Tak lama kemudian, setelah Abraham selesai berbicara, Xiao Hua melanjutkan pengumuman.
“Posisi keempat, Houston Rockets memilih Chris Dunn dari Universitas Harvard!”
Luan Jiye langsung bertepuk tangan untuk Dunn, lalu seluruh ruangan ikut bertepuk tangan. Setelah selesai berbicara, Xiao Hua melanjutkan.
“Posisi kelima, Chicago Bulls memilih Mark Selton!”
“Posisi keenam, Milwaukee Bucks memilih Carl Grimes!”
Saat itu Paul sudah sangat tegang, namun entah kapan Dunn dan Luan Jiye datang, mereka menepuk bahu Paul dari belakang dan berkata, “Jangan khawatir, kawan!”
Kemudian Xiao Hua mulai mengumumkan posisi ketujuh: “Pada NBA Draft 2019, Dallas Mavericks memilih di putaran pertama, posisi ketujuh adalah... Bobby Paul!”
Paul langsung melonjak kegirangan, memeluk ibunya, berjabat tangan dengan pelatih Benjamin, lalu menepuk bahu Luan Jiye dan Dunn sambil berkata, “Terima kasih!”
Dia kemudian dengan penuh semangat naik ke panggung, mengenakan topi bergambar logo Mavericks yang diberikan staf, lalu berjabat tangan dengan Xiao Hua dan mulai berbicara.
Setelah pengumuman posisi terakhir putaran pertama selesai, nama Shen Qixuan, Lin Ce, dan Yi Yaojie masih belum muncul. Walter sudah terpilih di posisi keempat belas oleh Indiana Pacers.
Saat itu wajah para pemain yang tidak terpilih di putaran pertama penuh dengan kekhawatiran, karena di putaran kedua, sedikit sekali tim favorit mereka, dan kemungkinan besar mereka akan gagal terpilih.
Luan Jiye tentu saja merasa cemas untuk ketiga rekannya, sangat berharap mereka terpilih.
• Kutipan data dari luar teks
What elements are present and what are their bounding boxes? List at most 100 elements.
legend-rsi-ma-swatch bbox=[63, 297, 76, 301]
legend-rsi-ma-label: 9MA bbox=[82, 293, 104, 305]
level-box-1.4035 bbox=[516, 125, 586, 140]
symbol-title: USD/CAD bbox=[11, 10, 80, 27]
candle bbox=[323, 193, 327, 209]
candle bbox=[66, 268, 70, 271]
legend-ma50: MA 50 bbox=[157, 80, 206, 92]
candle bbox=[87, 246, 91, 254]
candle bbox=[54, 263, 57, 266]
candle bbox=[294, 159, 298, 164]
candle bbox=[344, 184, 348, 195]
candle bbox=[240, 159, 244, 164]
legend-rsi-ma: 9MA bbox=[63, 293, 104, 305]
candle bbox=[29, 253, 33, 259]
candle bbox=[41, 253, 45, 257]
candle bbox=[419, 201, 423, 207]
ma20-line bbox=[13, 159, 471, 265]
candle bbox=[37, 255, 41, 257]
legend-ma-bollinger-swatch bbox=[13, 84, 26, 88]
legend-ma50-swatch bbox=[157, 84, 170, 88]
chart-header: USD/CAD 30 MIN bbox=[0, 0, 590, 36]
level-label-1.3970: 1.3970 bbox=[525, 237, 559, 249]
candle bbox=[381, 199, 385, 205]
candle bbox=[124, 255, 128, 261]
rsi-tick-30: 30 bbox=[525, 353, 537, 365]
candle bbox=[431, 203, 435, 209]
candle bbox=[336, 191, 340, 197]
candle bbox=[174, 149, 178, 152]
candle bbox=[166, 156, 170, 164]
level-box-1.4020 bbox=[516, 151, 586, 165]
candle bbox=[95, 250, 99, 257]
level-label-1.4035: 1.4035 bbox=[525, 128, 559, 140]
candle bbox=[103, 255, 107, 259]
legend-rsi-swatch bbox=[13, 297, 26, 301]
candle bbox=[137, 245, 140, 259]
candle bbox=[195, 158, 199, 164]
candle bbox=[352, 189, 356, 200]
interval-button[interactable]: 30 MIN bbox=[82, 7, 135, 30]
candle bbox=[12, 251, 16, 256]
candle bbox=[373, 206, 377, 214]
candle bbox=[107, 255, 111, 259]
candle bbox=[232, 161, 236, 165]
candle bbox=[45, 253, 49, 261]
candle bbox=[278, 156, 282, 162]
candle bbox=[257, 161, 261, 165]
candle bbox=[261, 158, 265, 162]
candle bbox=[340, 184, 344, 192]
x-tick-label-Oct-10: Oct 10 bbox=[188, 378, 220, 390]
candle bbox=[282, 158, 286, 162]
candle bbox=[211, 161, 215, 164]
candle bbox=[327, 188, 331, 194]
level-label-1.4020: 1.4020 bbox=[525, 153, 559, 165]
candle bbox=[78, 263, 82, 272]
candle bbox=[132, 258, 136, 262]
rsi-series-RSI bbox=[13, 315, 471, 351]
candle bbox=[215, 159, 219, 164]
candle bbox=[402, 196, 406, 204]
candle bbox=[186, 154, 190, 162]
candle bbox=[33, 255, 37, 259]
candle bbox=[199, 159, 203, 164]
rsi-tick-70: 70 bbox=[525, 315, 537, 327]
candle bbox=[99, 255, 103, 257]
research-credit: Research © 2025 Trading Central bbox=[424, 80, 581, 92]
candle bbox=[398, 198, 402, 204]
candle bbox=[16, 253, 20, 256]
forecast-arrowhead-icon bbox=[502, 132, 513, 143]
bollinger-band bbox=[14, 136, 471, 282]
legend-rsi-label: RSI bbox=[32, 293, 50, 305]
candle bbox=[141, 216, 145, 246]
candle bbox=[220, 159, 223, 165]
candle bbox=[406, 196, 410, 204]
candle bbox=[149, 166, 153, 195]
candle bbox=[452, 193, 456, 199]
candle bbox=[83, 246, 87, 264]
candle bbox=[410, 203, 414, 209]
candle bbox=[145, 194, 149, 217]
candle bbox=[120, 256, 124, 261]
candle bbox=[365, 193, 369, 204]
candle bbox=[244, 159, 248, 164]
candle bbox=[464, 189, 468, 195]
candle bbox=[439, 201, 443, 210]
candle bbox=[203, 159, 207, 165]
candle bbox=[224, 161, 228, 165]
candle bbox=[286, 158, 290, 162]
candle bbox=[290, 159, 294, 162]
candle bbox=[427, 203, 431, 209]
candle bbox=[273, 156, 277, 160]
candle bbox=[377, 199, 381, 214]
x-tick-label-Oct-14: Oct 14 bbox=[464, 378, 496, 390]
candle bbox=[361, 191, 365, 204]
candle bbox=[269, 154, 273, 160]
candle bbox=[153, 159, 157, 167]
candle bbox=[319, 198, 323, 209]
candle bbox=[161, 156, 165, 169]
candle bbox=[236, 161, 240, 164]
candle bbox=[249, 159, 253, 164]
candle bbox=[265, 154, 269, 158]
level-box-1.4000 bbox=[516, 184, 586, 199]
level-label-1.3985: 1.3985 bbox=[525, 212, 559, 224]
Tiba-tiba Bru entah dari mana mendekat dan berkata kepada Luan Jiye, “Shen dan Lin mungkin tidak akan terpilih!”
Luan Jiye terkejut dan bertanya, “Kamu yakin?”
“Karena sekarang liga tidak kekurangan tipe pemain seperti Shen yang seorang power forward, juga tidak kekurangan penembak seperti Lin, justru yang dibutuhkan adalah posisi empat yang agresif menyerang seperti Yi!” jelas Bru. “Alasan Gao terpilih adalah karena dia benar-benar jitu!”
Luan Jiye berpikir sejenak, memang masuk akal, tapi dia tetap berharap semuanya tidak gagal terpilih.